Cameron Auxer is the author of When Bodies Break: How We Survive and Thrive with Illness and Disability, and creator of the Pajama Daze (pajamadaze.com) and Live Well with Chronic Illness (livewellwithchronicillness.com) websites. She resides in Peterborough, New Hampshire, USA.
June 3, 2018 I sat on the patio of Harlow’s, a popular Peterborough haunt, with the crowd of family and friends who helped me move into my new digs. I remember being a little buzzed from the drink I was enjoying, but even more buzzed from becoming a resident of a delightful, artsy, intellectually-stimulating and beautifully-preserved historic town. This was the second move I had made in a year after being displaced from my Pennsylvania apartment due to black mold. My lower back was sore from all the packing, lifting and carrying during the two moves, and there was a period of unpacking et cetera looming ahead for me. But I was in a state of bliss and nothing could burst my bubble.
Or so I thought. After lunch, while we were unloading the remainder of my belongings into a storage unit, as they wouldn’t fit in my tiny apartment, I got a phone call from my brother-in-law. My sister, long suffering with severe pain from MS and other ailments, had taken her life after being refused pain medication by her doctor.
Two weeks later, as the grief settled in, I was confronted with a diagnosis of stage 1 ER-, PR-, HER2+, invasive and aggressive ductal carcinoma in my right breast. I commenced treatments shortly thereafter. It wasn’t a surprise; I had a suspicious mammogram the month before. But suddenly my emotional pain had to be quickly embraced then set aside to be able to deal with the second cancer to threaten my own life. The first had just required surgery; this would be a different journey.
I did well through the beginning of chemo and targeted drugs. I didn’t get sick and was able to take mile-long walks down my sweet country road. Most food tasted like hubcaps; I ate it anyway and kept my general health strong. But as the weeks went on, my lower back became increasingly painful and my right leg, both numb and agonizing at the same time. Eventually, I couldn’t take walks anymore. I could barely walk around my tiny apartment without excruciating pain.

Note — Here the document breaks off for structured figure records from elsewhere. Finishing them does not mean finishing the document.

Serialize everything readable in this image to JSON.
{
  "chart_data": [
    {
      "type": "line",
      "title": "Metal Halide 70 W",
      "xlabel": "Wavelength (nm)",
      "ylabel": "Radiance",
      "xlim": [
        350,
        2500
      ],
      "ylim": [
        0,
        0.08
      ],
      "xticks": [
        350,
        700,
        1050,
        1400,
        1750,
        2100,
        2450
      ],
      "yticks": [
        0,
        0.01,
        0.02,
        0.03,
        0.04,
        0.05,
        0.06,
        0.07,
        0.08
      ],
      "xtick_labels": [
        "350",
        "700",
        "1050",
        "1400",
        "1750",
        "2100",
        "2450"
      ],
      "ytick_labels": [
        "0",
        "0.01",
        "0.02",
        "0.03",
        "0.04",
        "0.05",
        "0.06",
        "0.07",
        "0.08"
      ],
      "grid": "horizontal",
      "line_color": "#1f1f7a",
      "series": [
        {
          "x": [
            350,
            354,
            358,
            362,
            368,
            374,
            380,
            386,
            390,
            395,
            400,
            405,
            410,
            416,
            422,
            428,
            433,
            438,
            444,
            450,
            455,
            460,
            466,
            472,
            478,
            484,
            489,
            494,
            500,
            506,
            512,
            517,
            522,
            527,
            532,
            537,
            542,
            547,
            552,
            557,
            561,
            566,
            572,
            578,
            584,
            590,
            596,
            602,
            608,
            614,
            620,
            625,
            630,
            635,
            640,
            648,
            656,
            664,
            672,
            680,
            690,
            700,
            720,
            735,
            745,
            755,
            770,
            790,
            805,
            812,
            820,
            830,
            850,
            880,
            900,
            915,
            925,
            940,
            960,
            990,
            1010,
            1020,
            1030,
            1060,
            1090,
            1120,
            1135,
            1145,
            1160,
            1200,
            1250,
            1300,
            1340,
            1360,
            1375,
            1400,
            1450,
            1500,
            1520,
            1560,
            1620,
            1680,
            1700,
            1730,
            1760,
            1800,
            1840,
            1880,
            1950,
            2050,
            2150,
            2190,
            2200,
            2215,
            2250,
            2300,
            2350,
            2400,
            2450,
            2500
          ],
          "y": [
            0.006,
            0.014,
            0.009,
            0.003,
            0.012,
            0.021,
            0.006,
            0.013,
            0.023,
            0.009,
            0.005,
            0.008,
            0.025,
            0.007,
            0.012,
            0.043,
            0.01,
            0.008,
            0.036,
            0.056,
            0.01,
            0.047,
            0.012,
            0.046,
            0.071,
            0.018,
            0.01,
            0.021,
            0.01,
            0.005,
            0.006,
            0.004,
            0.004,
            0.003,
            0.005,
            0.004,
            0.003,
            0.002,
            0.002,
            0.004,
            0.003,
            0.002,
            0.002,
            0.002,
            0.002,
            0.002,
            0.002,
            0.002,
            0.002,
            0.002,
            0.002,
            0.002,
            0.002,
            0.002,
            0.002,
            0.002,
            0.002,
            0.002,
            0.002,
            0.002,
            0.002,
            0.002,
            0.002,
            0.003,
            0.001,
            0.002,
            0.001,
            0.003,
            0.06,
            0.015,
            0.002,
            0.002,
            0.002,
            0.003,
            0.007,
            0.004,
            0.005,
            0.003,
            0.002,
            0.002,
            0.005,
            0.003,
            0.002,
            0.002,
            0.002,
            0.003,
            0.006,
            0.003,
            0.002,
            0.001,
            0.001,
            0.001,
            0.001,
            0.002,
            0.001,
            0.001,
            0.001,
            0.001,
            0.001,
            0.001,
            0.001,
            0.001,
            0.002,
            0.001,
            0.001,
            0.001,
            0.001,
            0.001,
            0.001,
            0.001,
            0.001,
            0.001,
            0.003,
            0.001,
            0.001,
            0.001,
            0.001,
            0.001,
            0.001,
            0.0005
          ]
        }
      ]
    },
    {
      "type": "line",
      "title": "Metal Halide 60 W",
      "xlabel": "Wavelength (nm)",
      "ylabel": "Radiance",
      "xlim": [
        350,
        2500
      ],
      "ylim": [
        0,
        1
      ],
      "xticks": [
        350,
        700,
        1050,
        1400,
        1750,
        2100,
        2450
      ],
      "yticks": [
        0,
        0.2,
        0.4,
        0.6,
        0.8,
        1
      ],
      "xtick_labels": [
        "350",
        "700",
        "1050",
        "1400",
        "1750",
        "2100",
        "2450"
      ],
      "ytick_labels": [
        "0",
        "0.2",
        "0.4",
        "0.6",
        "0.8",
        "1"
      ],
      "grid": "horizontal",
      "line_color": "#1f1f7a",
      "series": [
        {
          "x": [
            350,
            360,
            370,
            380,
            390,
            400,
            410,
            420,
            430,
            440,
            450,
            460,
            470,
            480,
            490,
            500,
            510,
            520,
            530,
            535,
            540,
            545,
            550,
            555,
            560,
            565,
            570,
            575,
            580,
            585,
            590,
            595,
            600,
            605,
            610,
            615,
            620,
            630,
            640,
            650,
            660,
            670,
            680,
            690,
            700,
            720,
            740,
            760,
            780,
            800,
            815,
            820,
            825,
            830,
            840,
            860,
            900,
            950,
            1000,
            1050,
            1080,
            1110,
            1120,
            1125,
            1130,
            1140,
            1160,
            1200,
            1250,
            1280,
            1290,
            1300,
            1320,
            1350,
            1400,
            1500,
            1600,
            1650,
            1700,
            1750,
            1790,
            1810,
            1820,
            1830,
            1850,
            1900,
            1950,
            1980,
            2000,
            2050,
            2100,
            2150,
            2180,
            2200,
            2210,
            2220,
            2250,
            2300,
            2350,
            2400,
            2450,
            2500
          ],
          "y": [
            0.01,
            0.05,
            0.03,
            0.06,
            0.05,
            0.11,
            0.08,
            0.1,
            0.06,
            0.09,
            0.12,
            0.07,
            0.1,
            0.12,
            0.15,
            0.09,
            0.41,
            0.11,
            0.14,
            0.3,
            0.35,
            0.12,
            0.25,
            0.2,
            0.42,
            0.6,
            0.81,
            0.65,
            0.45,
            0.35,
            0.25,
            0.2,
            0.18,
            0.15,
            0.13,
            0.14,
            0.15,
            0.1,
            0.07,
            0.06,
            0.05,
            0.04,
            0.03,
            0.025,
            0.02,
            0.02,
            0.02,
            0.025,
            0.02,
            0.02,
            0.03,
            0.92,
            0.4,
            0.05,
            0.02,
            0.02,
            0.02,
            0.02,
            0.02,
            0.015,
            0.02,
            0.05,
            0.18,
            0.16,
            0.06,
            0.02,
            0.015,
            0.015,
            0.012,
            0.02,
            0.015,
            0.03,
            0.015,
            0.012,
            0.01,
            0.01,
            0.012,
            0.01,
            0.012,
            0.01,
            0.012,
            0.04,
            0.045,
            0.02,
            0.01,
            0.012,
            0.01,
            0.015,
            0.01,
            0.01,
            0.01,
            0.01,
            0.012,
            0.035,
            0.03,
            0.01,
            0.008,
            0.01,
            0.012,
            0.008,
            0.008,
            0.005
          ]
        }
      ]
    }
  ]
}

I hadn’t had the time to find a GP but thankfully, my medical oncologist referred me to an orthopedic surgeon. My spine was a train wreck and the L1-L2 disc herniated and bulged so badly that it strangled the nerve bundle running through it. I needed surgery, but had to get off chemo for four weeks beforehand. Those weeks were pure torture, and though my doctor offered pain meds, I refused them after researching possible side effects. I muddled through it by staying off my feet and finally, on October 22nd, I had back surgery and experienced immediate relief. I had two and a half weeks to recuperate before going under the knife again to remove the cancer on my 64th birthday.
Even though other breast cancer survivors told me how painful their biopsies, placement of markers and surgeries were, I applaud my medical team for their surgical and pain management skills throughout the process. I consider myself lucky after knowing how my sister and so many pain patients have suffered because of the “opioid crisis” which has demonized traditional pain management. I am also lucky to have a very high tolerance for pain.

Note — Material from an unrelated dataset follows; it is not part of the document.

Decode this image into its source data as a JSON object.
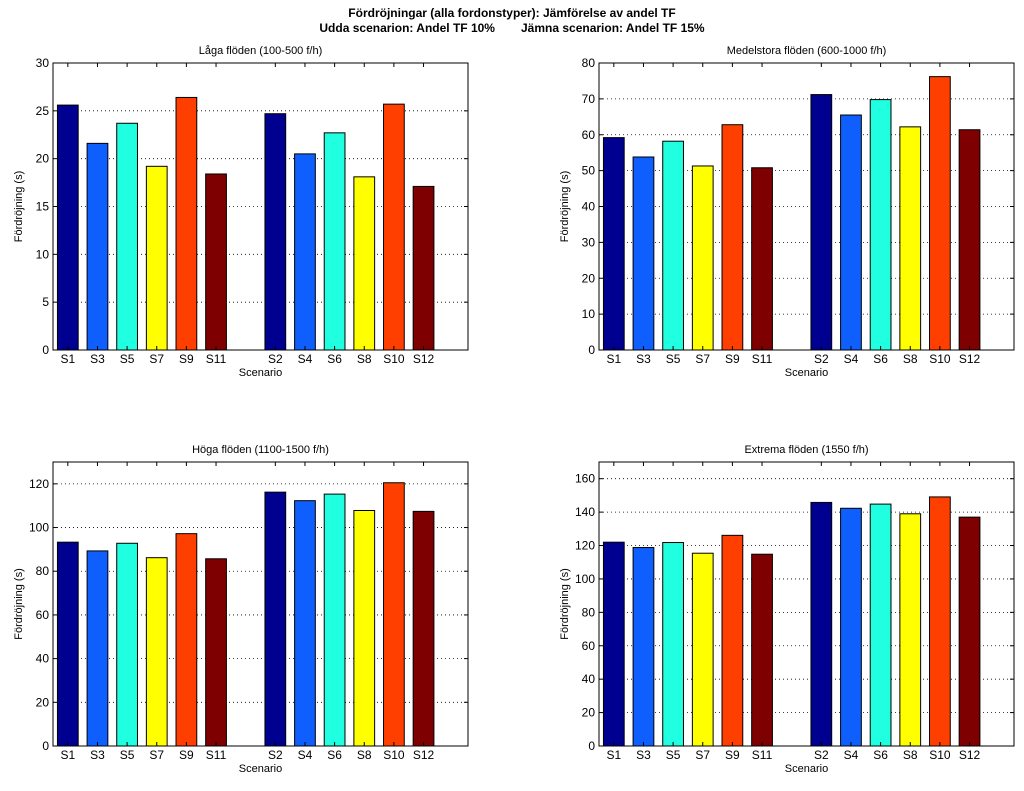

I was given radiation at the beginning of 2019 and finished the targeted drugs that July. The fatigue from the treatments, especially radiation, hit me harder after they ended, and the grief surrounding my sister’s death finally surfaced and flooded me with emotional pain for weeks. I still mourn my sister, but now the emotions are less intense.
I was recently diagnosed with fibromyalgia, after having occasional flares for 30 years, and am taking low-dose naltrexone for the pain. Getting out of bed is easier, but I began having more frequent, long-lasting and intense flares. I finally realized that they began shortly after I started taking elderberry, so there is something autoimmune going on. I’m getting tests for neurological and autoimmunity symptoms; some, like peripheral neuropathy, started before cancer but got worse; some new symptoms appeared after treatments ended.
In a weird sort of way, I see it as a blessing that I have weathered a parade of chronic illnesses, pain and cancer since childhood; as it was my normal, I learned resilience from a young age. There was a period where chronic fatigue, a rare disease and heart attacks created a dark night of the soul. But those struggles eventually fueled my patient advocacy and my zest for life. I now celebrate being cancer-free and embrace my life! I’ve published a book and I’m learning to paint and play music, enjoying galleries and performances, and making new friends! I am walking with ease, and yoga with my wonderful teacher, Peggy Cappy, is keeping my spine happy.
Even with illness and pain, we can live lives of purpose and passion. We can be proud of our strength and resilience. And we can lift others up in the process.